The Glencore/Xtrata hookup will create a company that dominates the trade in commodities. Ivan Glasenberg, the chief executive of Glencore, told The Sydney Morning Herald recently that the company's traders talk to about 8,000 commodities producers every week. The zinc, copper and iron it purchases are sold on to consumers, at a hefty profit.
It's likely that in the future, everything from the light bulbs above your head to the car you drive will bear the hidden footprint of the new entity.
Aabar's investment tells you something: it expects Glencore to be a long-term holding rather than a quick cash generating play. Aabar probably expects the new company to deliver dividends and capital growth for years to come.

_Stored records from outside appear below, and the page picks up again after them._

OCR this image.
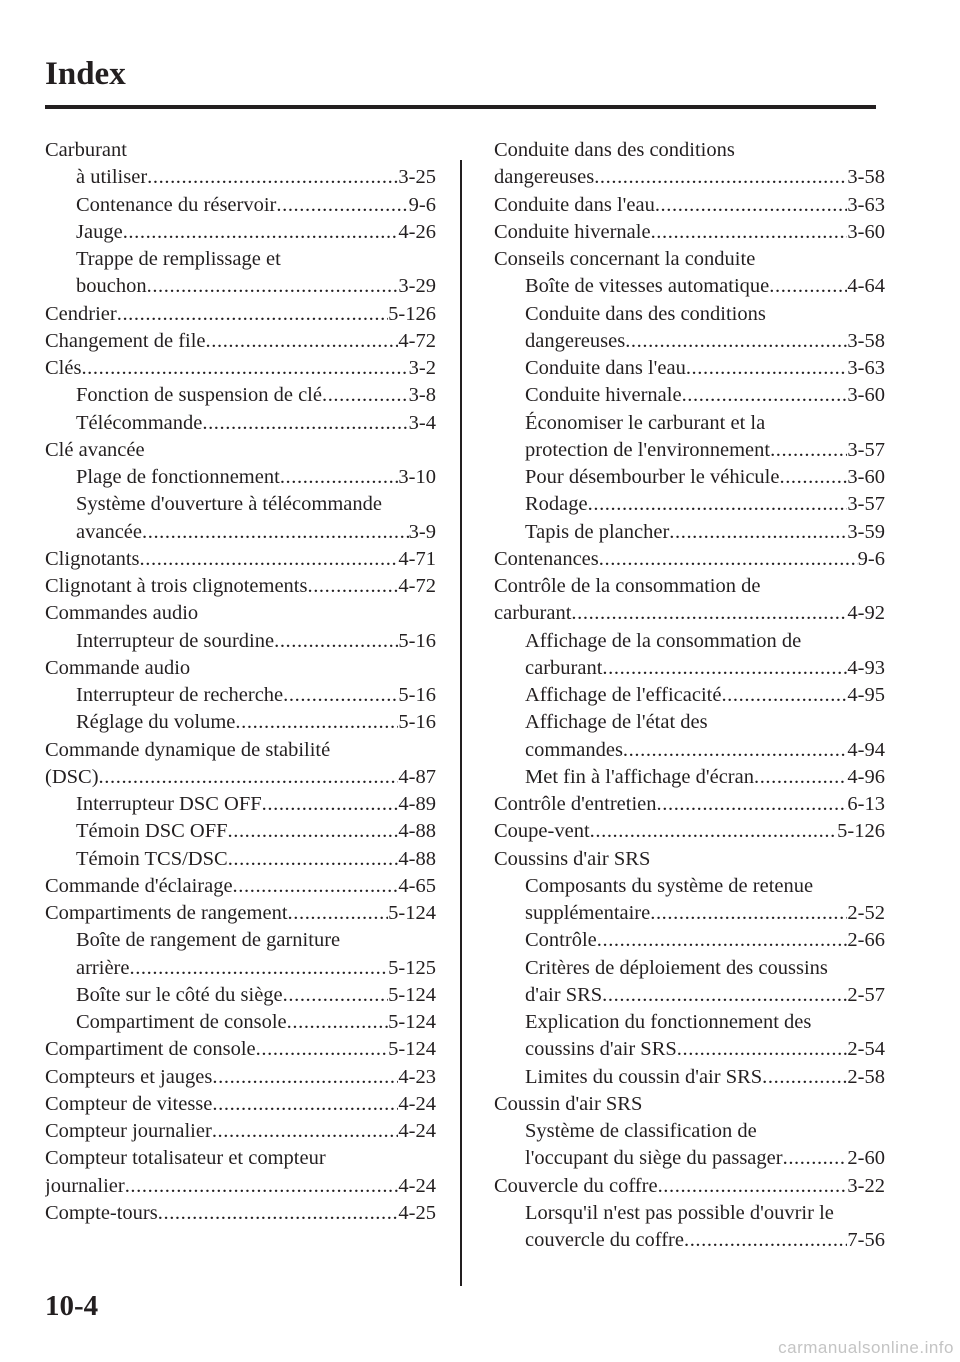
Index
Carburant
à utiliser .....	3-25
Contenance du réservoir .....	9-6
Jauge .....	4-26
Trappe de remplissage et
bouchon .....	3-29
Cendrier .....	5-126
Changement de file .....	4-72
Clés .....	3-2
Fonction de suspension de clé .....	3-8
Télécommande .....	3-4
Clé avancée
Plage de fonctionnement .....	3-10
Système d'ouverture à télécommande
avancée .....	3-9
Clignotants .....	4-71
Clignotant à trois clignotements .....	4-72
Commandes audio
Interrupteur de sourdine .....	5-16
Commande audio
Interrupteur de recherche .....	5-16
Réglage du volume .....	5-16
Commande dynamique de stabilité
(DSC) .....	4-87
Interrupteur DSC OFF .....	4-89
Témoin DSC OFF .....	4-88
Témoin TCS/DSC .....	4-88
Commande d'éclairage .....	4-65
Compartiments de rangement .....	5-124
Boîte de rangement de garniture
arrière .....	5-125
Boîte sur le côté du siège .....	5-124
Compartiment de console .....	5-124
Compartiment de console .....	5-124
Compteurs et jauges .....	4-23
Compteur de vitesse .....	4-24
Compteur journalier .....	4-24
Compteur totalisateur et compteur
journalier .....	4-24
Compte-tours .....	4-25
Conduite dans des conditions
dangereuses .....	3-58
Conduite dans l'eau .....	3-63
Conduite hivernale .....	3-60
Conseils concernant la conduite
Boîte de vitesses automatique .....	4-64
Conduite dans des conditions
dangereuses .....	3-58
Conduite dans l'eau .....	3-63
Conduite hivernale .....	3-60
Économiser le carburant et la
protection de l'environnement .....	3-57
Pour désembourber le véhicule .....	3-60
Rodage .....	3-57
Tapis de plancher .....	3-59
Contenances .....	9-6
Contrôle de la consommation de
carburant .....	4-92
Affichage de la consommation de
carburant .....	4-93
Affichage de l'efficacité .....	4-95
Affichage de l'état des
commandes .....	4-94
Met fin à l'affichage d'écran .....	4-96
Contrôle d'entretien .....	6-13
Coupe-vent .....	5-126
Coussins d'air SRS
Composants du système de retenue
supplémentaire .....	2-52
Contrôle .....	2-66
Critères de déploiement des coussins
d'air SRS .....	2-57
Explication du fonctionnement des
coussins d'air SRS .....	2-54
Limites du coussin d'air SRS .....	2-58
Coussin d'air SRS
Système de classification de
l'occupant du siège du passager .....	2-60
Couvercle du coffre .....	3-22
Lorsqu'il n'est pas possible d'ouvrir le
couvercle du coffre .....	7-56
10-4
carmanualsonline.info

Of course, big companies can and do fail - Enron is a spectacular example. But, like the sinking of the Titanic, Enron was a man-made disaster. Thieving directors hid behind crooked accounting, creating the illusion of a successful company. As much as Enron serves as a warning of companies becoming to big to be doubted, it was also something of an exception.
A far more salutary indication of how large companies can go wrong is Kodak, which closed its doors last month. It failed dismally in adapting to the digital revolution, which swept away a company we once trusted to preserve our memories. Now, Kodak itself is a memory.
The darling stocks of our age are those companies whose footprint expands across the globe. Apple is an American company, but its products are known from Jakarta to Johannesburg. It's seen off rivals like HP and Samsung and continues to find new products the market will adore.
Amazon, too, is now an international company that happens to be based in the US. It's the world's largest online retailer and although it is facing competition from Apple, among others, it does not appear seriously threatened.
Facebook has also has joined the league of big companies with the announcement of its IPO last week. Investors will be hoping for a repeat of Google's performance, which has seen the internet search engine's stock climb 500 per cent since it was listed eight years ago.
But investing in the stars also has its risks. Analysts point out that they rarely pay dividends and are frequently more volatile than lesser-known stocks. During the market fall in 2007, Google stock lost twice as much as Johnson & Johnson, a regular dividend payer.
In some respects, these new giants are too young to have really proved their staying power. They need to begin showing profit instead of only producing skyrocketing growth. As they mature, however, they should settle down and start returning value to shareholders through dividends.
Microsoft is a good example of this. Regarded by many as long past its prime, the plodding software manufacturer hiked its dividend 25 per cent last year. It continues to deliver solid shareholder value. Despite the all-out assault on its business model, from free software like Linux to rampant piracy, it remains the undisputed leader in software provision.
The key with the new giants is, therefore, patience. They may well in time prove they earn the title "too big to fail".
Gavin du Venage is a business writer and entrepreneur based in South Africa.